Федор Буслаев - Мои воспоминания
Надобно припомнить, что так называемая клиника на углу Рождественки и Кузнецкого моста еще составляла тогда самостоятельное учреждение под названием медико-хирургической академии, куда прием студентов был значительно легче и менее разборчив, нежели в университет.
Корпус, о котором я говорю, в то время не был перегорожен поперечною пристройкою, так что между ним и садом был свободный проход от главного здания в ворота на Никитскую. Нам, студентам, доставляло особенное удовольствие избирать в летнюю пору именно этот путь. В стороне корпуса, ближайшей к главному зданию, в нижнем этаже тянулась открытая галерея; по ней любила прогуливаться взад и вперед очень красивая девица, стройная, белая и румяная, с роскошными русыми косами; и тут же на балконе обыкновенно сиживал старичок, ее отец. Это был муж главной акушерки, по фамилии Армфельд, которая заведывала родильным отделением клиники, помещавшемся в этой части корпуса.
Ее дочь вскоре вышла замуж за профессора политической экономии Чевилёва, который был дружен с ее братом и вместе с ним воротился из-за границы в 1835 г. Молодой Армфельд был медик и получил в Московском университете кафедру истории медицины.
Подробности эти очень живо представляются мне потому, что они неразрывно связаны в моих воспоминаниях с двумя катастрофами, разразившимися через десятки лет потом в семье обоих этих профессоров.

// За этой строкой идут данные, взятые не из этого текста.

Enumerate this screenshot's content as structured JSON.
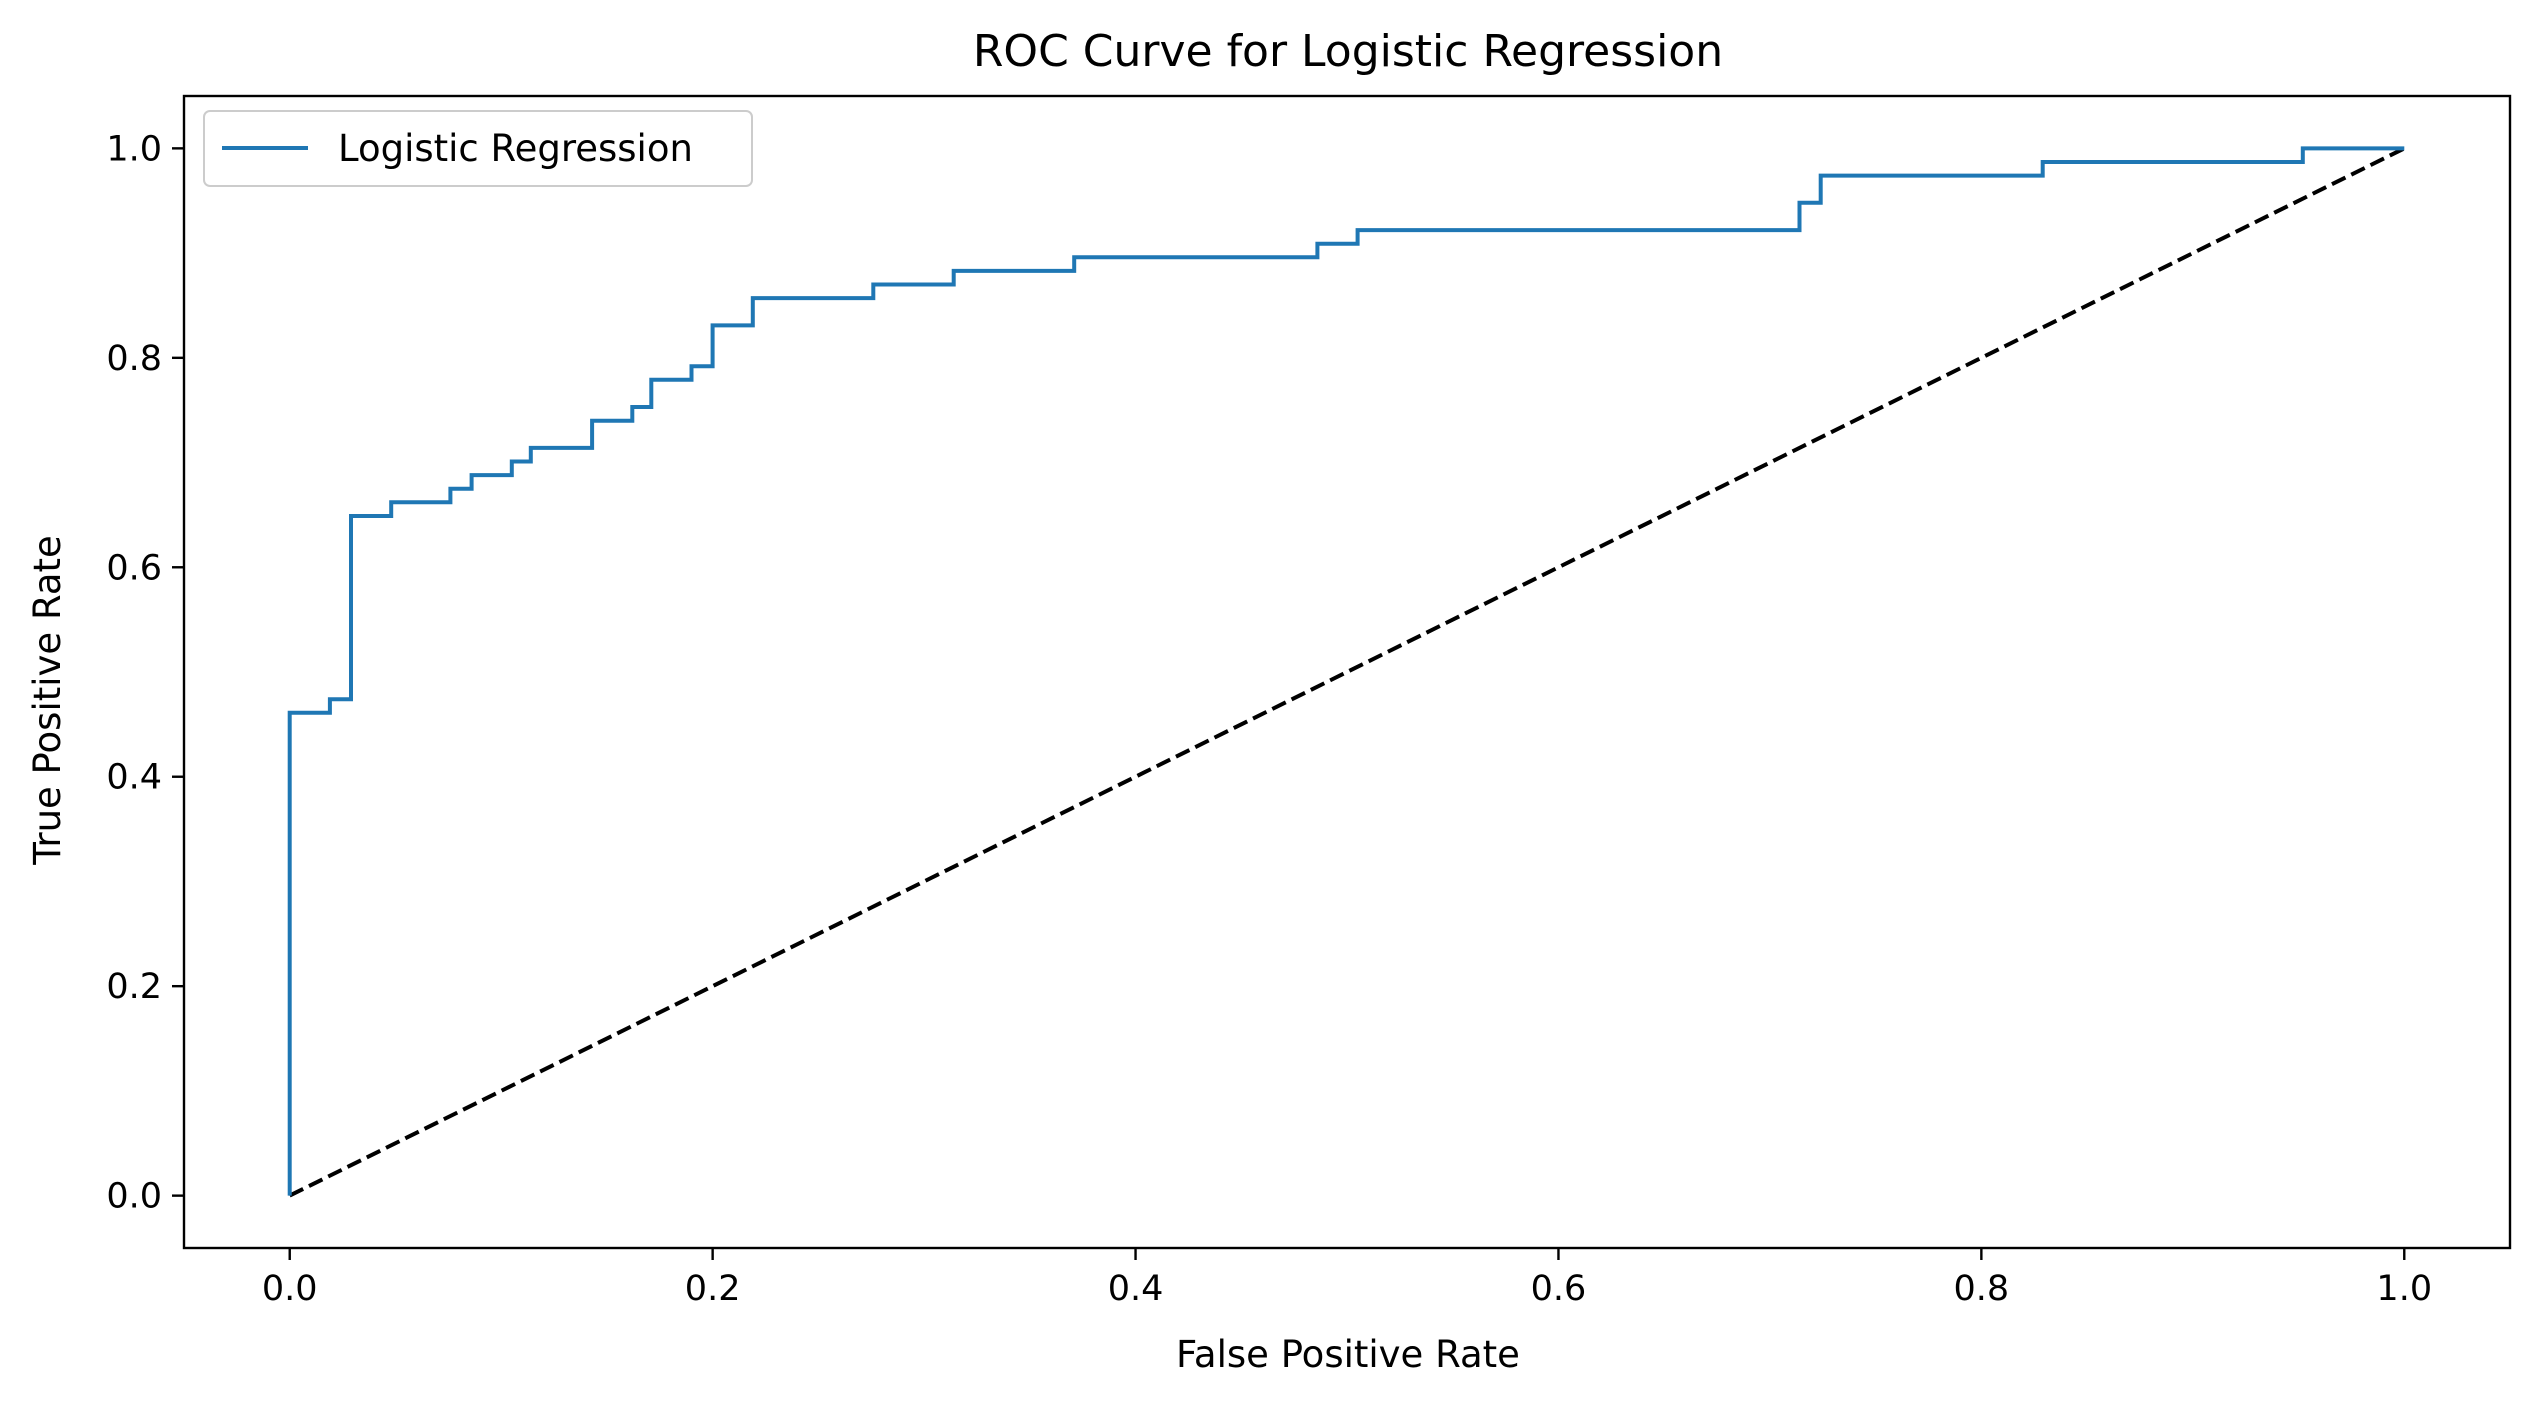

Несчастная девица Армфельд, сосланная в Сибирь по суду в политическом преступлении, была дочь этого самого профессора истории медицины. Чевилёв, оставив университетскую кафедру, занял довольно видное место в петербургской администрации. В конце 50-х годов с своим семейством – у него уже был тогда и сын лет 20 – проводил он лето в Царском Селе, занимая помещение в так называемом Софийском дворце, внизу города, за громадным царскосельским прудом. Однажды ночью в квартире его произошел пожар; загорелось в тех комнатах, которые составляли его кабинет и спальню. Пожару не дали распространиться, только пострадала спальня. На постели лежал обгорелый труп Чевилёва. По свидетельствовании оказалось, что он был предварительно полит керосином. Из кабинетного стола было похищено, не помню, десять или двадцать тысяч рублей. Следствие и суд были ведены в большом секрете. По городу ходили разные слухи, которые не хочу повторять. Что сталось с сыном Чевилёва, не имею никаких сведений. Вот какая злосчастная судьба постигла молодую особу, которая, гуляя по своей террасе, бывало, отвечала нам приветливою улыбкою, когда мы, проходя мимо, отвешивали ей усердные поклоны.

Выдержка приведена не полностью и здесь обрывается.